Riccione. Anpi: “Villa Mussolini: quale destinazione? Quale svolta?”.
“In passato fu al centro di scelte amministrative contestate. Ora, chiunque diverrà proprietario
dell’immobile, dovrà rispondere moralmente e simbolicamente, a una comunità che chiama il
rispetto del passato cittadino. Qualunque attività sorga al suo interno auspichiamo nasca nel
segno della Memoria democratica e dell’Antifascismo.
La Romagna, si sa, è una terra dalle mille risorse e sfaccettature.
Era sul finire del XIX secolo, quando un paese in provincia di Forlì diede i natali a un uomo capace
di cambiare per sempre la storia del ‘900.
La figura di Mussolini ancora oggi fa discutere. Ma una cosa è certa, ben riportata negli scritti di
Pietro Nenni: il dittatore, i romagnoli li tradì. Gli chiuse la bocca. Le sue squadracce andarono a
cercare i contadini di notte, uccidendoli di fronte alle loro famiglie, sull’uscio dei casolari. Pochi
conoscono questo lato. Vittime e carnefici a lungo preferirono non parlarne.
Giravano al contrario dei miti legati all’immagine del duce. Uno di questi disegnava un Mussolini
ascetico, contrario ai lussi, uomo semplice e legato alle vecchie tradizioni.
Alla fine del ventennio la commissione d’inchiesta attribuisce al dittatore un patrimonio da due
miliardi di lire del 1943, l’equivalente di 665 milioni di euro di oggi. La Rocca delle Caminate, Villa
Carpegna, tredici proprietà agricole nella sola Romagna e, tra le tante, Villa Margherita a Riccione.
Oggi meglio conosciuta come “Villa Mussolini”.
Inizialmente nella villa, Il Duce ci andava in affitto. I padroni di casa erano Giulia e Armando
Bernabei. Essi non avevano simpatie fasciste. Donna Rachele rifiuta di pagare l’affitto. Vuole
comprare la villa.
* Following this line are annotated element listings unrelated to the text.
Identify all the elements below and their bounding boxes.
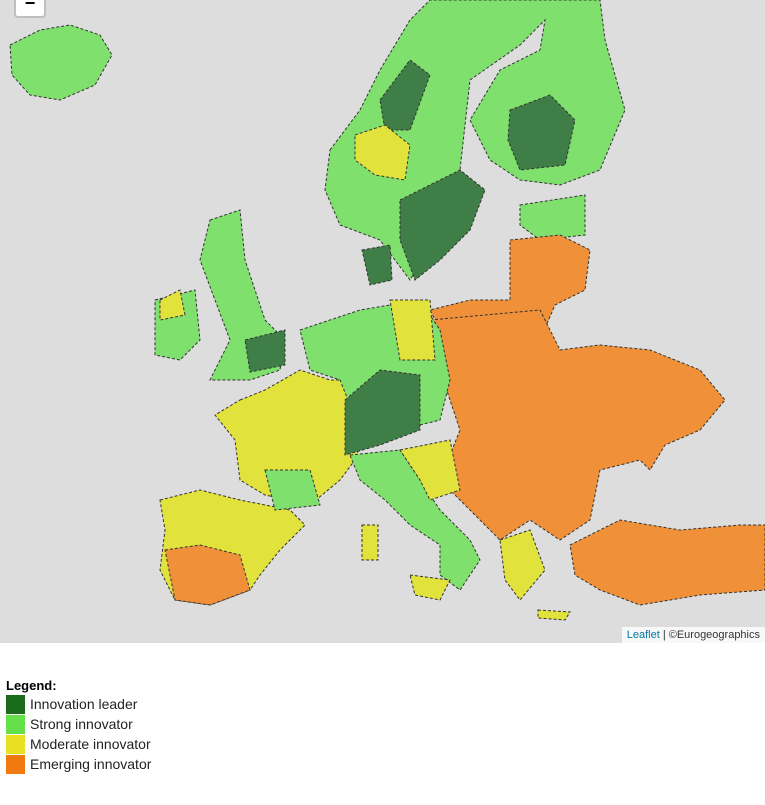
legend-item: Innovation leader — [6, 694, 151, 714]
region[interactable] — [507, 94, 576, 171]
legend-swatch — [6, 714, 25, 734]
region[interactable] — [537, 609, 571, 621]
region[interactable] — [244, 329, 286, 373]
map[interactable]: − Leaflet | ©Eurogeographics — [0, 0, 765, 643]
legend-item: Strong innovator — [6, 714, 151, 734]
region[interactable] — [159, 289, 186, 321]
legend-label: Emerging innovator — [30, 756, 152, 772]
region[interactable] — [569, 519, 765, 606]
zoom-out-button[interactable]: − — [14, 0, 46, 18]
legend-item: Emerging innovator — [6, 754, 151, 774]
attribution: Leaflet | ©Eurogeographics — [621, 627, 765, 643]
region[interactable] — [499, 529, 546, 601]
legend-item: Moderate innovator — [6, 734, 151, 754]
region[interactable] — [214, 369, 366, 506]
region[interactable] — [361, 244, 393, 286]
region[interactable] — [519, 194, 586, 241]
region[interactable] — [429, 309, 726, 541]
legend-label: Innovation leader — [30, 696, 138, 712]
attribution-link[interactable]: Leaflet — [626, 629, 660, 641]
legend-swatch — [6, 694, 25, 714]
region[interactable] — [361, 524, 379, 561]
map-regions — [9, 0, 765, 621]
region[interactable] — [264, 469, 321, 511]
region[interactable] — [399, 439, 461, 501]
legend-swatch — [6, 754, 25, 774]
legend-label: Moderate innovator — [30, 736, 151, 752]
region[interactable] — [9, 24, 113, 101]
legend-swatch — [6, 734, 25, 754]
region[interactable] — [409, 574, 451, 601]
legend-label: Strong innovator — [30, 716, 133, 732]
region[interactable] — [389, 299, 436, 361]
legend: Legend: Innovation leader Strong innovato… — [6, 678, 151, 774]
legend-items: Innovation leader Strong innovator Moderat… — [6, 694, 151, 774]
attribution-text: | ©Eurogeographics — [662, 629, 760, 641]
legend-title: Legend: — [6, 678, 57, 693]
region[interactable] — [344, 369, 421, 456]
region[interactable] — [399, 169, 486, 281]
region[interactable] — [379, 59, 431, 131]
region[interactable] — [164, 544, 251, 606]
region[interactable] — [354, 124, 411, 181]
Giulia però non desidera venderla: per questo rifiuto viene minacciata dal
podestà e, temendo ripercussioni, i proprietari cedono l’immobile per 170 mila lire (ne valeva il
doppio). Fa la stessa fine l’albergo sul retro, sempre della famiglia Bernabei, convinta dal podestà a
cederlo. Il motivo? Mussolini voleva costruire un campo da tennis.
Donna Rachele però desiderava altre case, altri terreni. D’altronde la prole era tanta e andavano
sistemati figli e nipoti, no? I proprietari circostanti creano un comitato per resistere alle pressioni,
ma sono costretti a cedere, uno ad uno. L’ultima a capitolare è la signora Maria Tegoni. Questa
viene convocata in questura a Bologna. Lì viene minacciata di essere spedita al confino.
Villa Margherita per Riccione non è motivo di orgoglio. È una ferita: nemmeno l’unica che
Mussolini inflisse a Riccione e ai suoi cittadini. Come quella volta che donna Rachele mise gli occhi
sulla casa più bella di Viale Ceccarini. Il proprietario era Nissim Matatia, ebreo, commerciante di
pellicce. Rifiuta di vendere. Dopo l’emanazione delle leggi razziali Matatia è costretto a cedere
l’abitazione. Nel 1943 il commerciante viene deportato ad Auschwitz con tutta la sua famiglia.
La villeggiatura dei Mussolini non era una pacifica convivenza, bensì un abuso di potere continuo
allo scopo di soddisfare capricci costanti.
Dicono che la storia non vada cancellata, siamo d’accordo. Resta; come la si può cancellare?
Chi l’ha voluta cancellare? Forse i vinti, o meglio ancora, coloro che si ritengono vittime ma furono
carnefici? Chi si traveste da agnellino dopo avere sbranato.
Questa storia è piena di orrore e dolore. Per questo motivo il consiglio comunale del 23 maggio c.a.
ha voluto revocare la cittadinanza onoraria del Duce. Perchè non c’è nulla di cui farsi vanto, e nel
2025 è sano prenderne ufficialmente le distanze.
Riccione dopo la guerra, tra una serata in discoteca e una passeggiata lungo viale Ceccarini, volle
reagire passando “oltre”(come si dice a Rimini).
Il passato era qualcosa su cui sorvolare. Faceva male. Il presente rassicurava.
E oggi? L a storia non si può riscrivere.
Possiamo però scegliere come valorizzarla.
Come ANPI auspichiamo fortemente che Villa Mussolini, già Margherita, possa in futuro essere
luogo di memoria costruttiva, nonché rappresentazione e sede di attività che possano essere
alternative di chi la rese tristemente famosa”.